Oleh karena itu, kata pengusaha Dodol PICNIC Garut itu, menjelang libur Lebaran, pelaku usaha hotel dan restoran di Kabupaten Garut memastikan kesiapan layanan dan fasilitas guna menyambut lonjakan kunjungan wisatawan.
Persiapan tersebut dinilai lebih matang karena telah menjadi agenda rutin tahunan yang terus dievaluasi dari tahun ke tahun.
"Kalau berbicara persiapan, tentu berkaitan dengan fasilitas hotel dan restoran. Ini sudah menjadi tradisi tahunan, sehingga setiap tahun kami terus memperbaiki diri. Insyaallah pelayanan ke depan akan lebih maksimal, siap someah ka semah, dan siap menerima tamu dengan sebaik-baiknya," ujar Ato.
Ia memastikan bahwa seluruh hotel dan restoran di Garut berkomitmen memberi kan pelayanan optimal tanpa kendala berarti selama masa libur Lebaran.
Ato menyebutkan, dengan jumlah hotel yang kini hampir mencapai 200 unit, mulai dari hotel melati hingga hotel berbintang, Garut dinilai memiliki kapasitas yang cukup besar untuk menampung wisatawan.

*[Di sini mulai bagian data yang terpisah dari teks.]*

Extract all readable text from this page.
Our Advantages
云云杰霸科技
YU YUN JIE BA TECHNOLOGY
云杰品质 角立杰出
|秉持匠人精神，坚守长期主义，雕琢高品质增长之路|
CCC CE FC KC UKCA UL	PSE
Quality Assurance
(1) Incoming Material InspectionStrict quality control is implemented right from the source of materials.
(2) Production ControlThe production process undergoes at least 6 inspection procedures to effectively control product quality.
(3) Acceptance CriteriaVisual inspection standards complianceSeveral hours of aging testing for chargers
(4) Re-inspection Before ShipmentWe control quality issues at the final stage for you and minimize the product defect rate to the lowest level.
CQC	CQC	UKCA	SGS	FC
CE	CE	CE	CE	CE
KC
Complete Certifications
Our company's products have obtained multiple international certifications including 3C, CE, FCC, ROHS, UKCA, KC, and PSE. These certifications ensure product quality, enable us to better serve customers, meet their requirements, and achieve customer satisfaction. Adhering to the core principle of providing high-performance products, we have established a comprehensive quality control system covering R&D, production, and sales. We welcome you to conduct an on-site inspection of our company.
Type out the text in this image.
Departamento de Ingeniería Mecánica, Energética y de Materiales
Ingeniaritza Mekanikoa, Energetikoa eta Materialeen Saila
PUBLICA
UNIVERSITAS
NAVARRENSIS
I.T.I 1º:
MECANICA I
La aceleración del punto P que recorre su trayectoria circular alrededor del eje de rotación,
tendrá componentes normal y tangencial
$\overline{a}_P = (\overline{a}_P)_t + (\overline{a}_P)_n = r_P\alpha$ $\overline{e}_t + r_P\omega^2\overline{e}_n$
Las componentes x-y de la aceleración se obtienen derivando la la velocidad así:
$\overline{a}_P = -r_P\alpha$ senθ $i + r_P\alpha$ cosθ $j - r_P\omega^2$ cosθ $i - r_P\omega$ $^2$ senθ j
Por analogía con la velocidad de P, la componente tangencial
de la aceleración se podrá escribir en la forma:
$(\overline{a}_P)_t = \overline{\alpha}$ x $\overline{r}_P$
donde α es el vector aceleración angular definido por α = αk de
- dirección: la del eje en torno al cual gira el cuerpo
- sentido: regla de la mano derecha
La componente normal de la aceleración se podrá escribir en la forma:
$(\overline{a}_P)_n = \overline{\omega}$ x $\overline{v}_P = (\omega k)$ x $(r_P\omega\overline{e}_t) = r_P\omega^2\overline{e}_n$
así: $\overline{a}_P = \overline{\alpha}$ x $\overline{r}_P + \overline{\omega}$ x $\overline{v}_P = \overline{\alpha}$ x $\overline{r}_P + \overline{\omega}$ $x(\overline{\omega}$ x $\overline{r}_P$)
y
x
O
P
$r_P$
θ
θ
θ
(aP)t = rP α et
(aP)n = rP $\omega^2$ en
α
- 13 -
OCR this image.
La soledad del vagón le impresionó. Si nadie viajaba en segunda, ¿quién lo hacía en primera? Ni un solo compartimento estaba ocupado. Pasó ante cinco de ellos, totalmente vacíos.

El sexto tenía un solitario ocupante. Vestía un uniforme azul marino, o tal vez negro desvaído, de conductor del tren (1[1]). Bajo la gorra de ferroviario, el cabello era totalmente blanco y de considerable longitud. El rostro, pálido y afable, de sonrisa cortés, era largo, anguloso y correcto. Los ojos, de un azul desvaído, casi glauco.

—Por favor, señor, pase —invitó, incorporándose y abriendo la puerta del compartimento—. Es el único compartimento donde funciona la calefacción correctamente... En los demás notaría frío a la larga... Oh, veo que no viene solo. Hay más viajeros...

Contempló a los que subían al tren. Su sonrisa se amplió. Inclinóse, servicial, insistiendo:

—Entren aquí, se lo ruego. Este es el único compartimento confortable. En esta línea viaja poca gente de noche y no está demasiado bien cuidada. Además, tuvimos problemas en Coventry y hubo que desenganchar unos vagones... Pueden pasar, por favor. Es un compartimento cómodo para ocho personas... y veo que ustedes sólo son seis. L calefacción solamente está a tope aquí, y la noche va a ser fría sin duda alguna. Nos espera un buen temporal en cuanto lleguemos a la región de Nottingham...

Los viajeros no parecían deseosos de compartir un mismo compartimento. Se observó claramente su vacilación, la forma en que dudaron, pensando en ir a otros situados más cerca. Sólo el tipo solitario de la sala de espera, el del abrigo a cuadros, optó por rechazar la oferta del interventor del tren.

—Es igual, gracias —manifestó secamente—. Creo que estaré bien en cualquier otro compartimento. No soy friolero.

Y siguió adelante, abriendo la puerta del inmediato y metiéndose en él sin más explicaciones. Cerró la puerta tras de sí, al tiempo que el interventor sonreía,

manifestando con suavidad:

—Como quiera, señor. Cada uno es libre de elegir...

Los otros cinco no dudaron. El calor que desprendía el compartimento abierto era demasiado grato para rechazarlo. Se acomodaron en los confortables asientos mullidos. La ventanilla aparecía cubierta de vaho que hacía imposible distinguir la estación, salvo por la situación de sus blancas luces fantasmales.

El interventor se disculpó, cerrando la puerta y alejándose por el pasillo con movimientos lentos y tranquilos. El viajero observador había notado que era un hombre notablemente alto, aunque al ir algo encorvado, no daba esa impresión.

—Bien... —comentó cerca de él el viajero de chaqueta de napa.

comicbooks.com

"Alhamdulillah, ke depan juga ada informasi akan bertambah hotel berbintang dan hotel terbaik di Garut. Ini menunjukkan bahwa Garut memiliki nilai jual dan potensi wisata yang semakin berkembang," ucapnya.
Meski begitu, Ato mengungkapkan, bahwa bertambahnya jumlah hotel juga akan memicu persaingan yang semakin ketat.